Both the Democratic Congressional Campaign Committee and House Majority PAC, the top Democratic super PAC, spent to promote former state Assemblymember Rudy Salas, who lost to Valadao in 2022, over the other Democrat in the race, state Sen. Melissa Hurtado.

National Republicans, meanwhile, were eager to boost Valadao, a 2021 Trump impeacher who is likely the only GOP candidate who could keep the seat red in November. Wary of ending up with either an unelectable nominee or a split in the party’s vote, Congressional Leadership Fund, the House GOP-linked super PAC, hit conservative Chris Mathys in TV ads to drive down his Republican support.

There are still votes left to count, but Valadao and Salas ended Tuesday night as the clear 1-2 in the race.

The House GOP conference inched to the right

Conservatives fighting for greater influence within the volatile House GOP conference are getting some reinforcements.

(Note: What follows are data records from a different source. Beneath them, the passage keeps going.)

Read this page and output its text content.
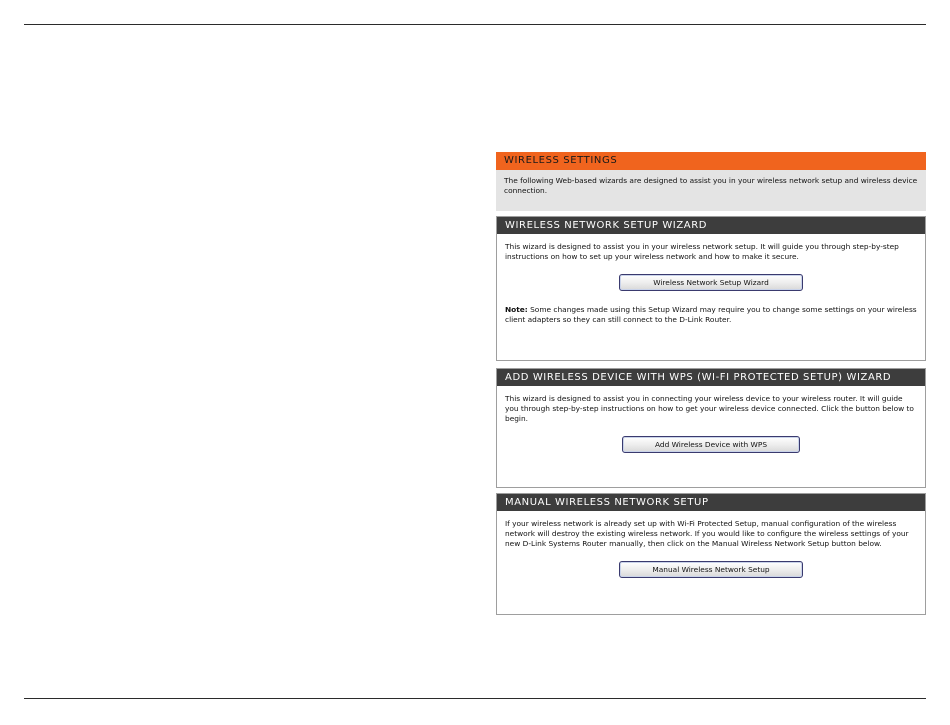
WIRELESS SETTINGS

The following Web-based wizards are designed to assist you in your wireless network setup and wireless device connection.

WIRELESS NETWORK SETUP WIZARD

This wizard is designed to assist you in your wireless network setup. It will guide you through step-by-step instructions on how to set up your wireless network and how to make it secure.

Wireless Network Setup Wizard

Note: Some changes made using this Setup Wizard may require you to change some settings on your wireless client adapters so they can still connect to the D-Link Router.

ADD WIRELESS DEVICE WITH WPS (WI-FI PROTECTED SETUP) WIZARD

This wizard is designed to assist you in connecting your wireless device to your wireless router. It will guide you through step-by-step instructions on how to get your wireless device connected. Click the button below to begin.

Add Wireless Device with WPS
MANUAL WIRELESS NETWORK SETUP

If your wireless network is already set up with Wi-Fi Protected Setup, manual configuration of the wireless network will destroy the existing wireless network. If you would like to configure the wireless settings of your new D-Link Systems Router manually, then click on the Manual Wireless Network Setup button below.

Manual Wireless Network Setup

Rep. Barry Moore — a member of the House Freedom Caucus who was drawn out of his seat last year — pulled off an upset in Alabama’s 1st Congressional District, defeating Republican Rep. Jerry Carl. In the final weeks of his campaign, Moore and his allies heavily touted Moore’s opposition for Ukraine funding.

Moore’s win came despite heavy spending against him, including six figures from Conservatives for American Excellence, a group bankrolled by hedge fund billionaire Ken Griffin and investment banker Warren Stephens that played in Republican House primaries across the country in an attempt to block troublesome candidates.

That group, along with America Leads Action, a super PAC backed by wealthy donors Jay Faison and Rob Walton, spent a combined $2 million against Brandon Gill in Texas’ 26th District, a safe Republican seat left open by retiring Rep. Michael Burgess. Gill, the founder of the conservative DC Enquirer who helped work on a documentary promoting a conspiracy theory about the 2020 presidential election and vowed to join the Freedom Caucus, easily won that primary on Tuesday.

Both Moore and Gill had the backing of the conservative Club for Growth.

Conservatives for American Excellence and America Leads Action also dropped around $2 million to stop Mark Harris — whose apparent win in a congressional race in 2018 was tossed out after election fraud allegations against an operative paid by his campaign — from joining Congress in a safe Republican seat in North Carolina. But Harris appeared to be in the lead as of early Wednesday morning. Whether he will avoid a runoff was too close to call.

A disappointing night for the left

“Uncommitted” voters’ strong showing in Minnesota was the biggest bright spot in an otherwise disappointing night for progressives.

The problem wasn’t that, as some liberals feared, Porter and fellow Rep. Barbara Lee would split the progressive vote in California. As of early Wednesday morning, their vote shares combined still wouldn’t be good enough to vault over either Schiff or Garvey.

Liberals gave Rep. Henry Cuellar (D-Texas) a pass this year — the anti-abortion South Texan didn’t even have a primary opponent, even though a progressive challenger had forced him into a challenging runoff in 2022.

There are still a number of Democratic primaries — or top-two primaries for safely blue California seats — left uncalled that could net progressives significant victories.

With a bit over half of the vote in, California state Sen. Dave Min was a close second behind Republican Scott Baugh in the race to fill Porter’s House seat. If Min advances over fellow Democrat Joanna Weiss, it would be a serious rebuke of the American Israel Public Affairs Committee, which, along with several allied groups, poured millions into the southern California race in an attempt to take Min down. Beating AIPAC in such a high-profile race would be a big win for progressives.

But it was hardly as successful a night for progressives as they’ve had in some primaries past.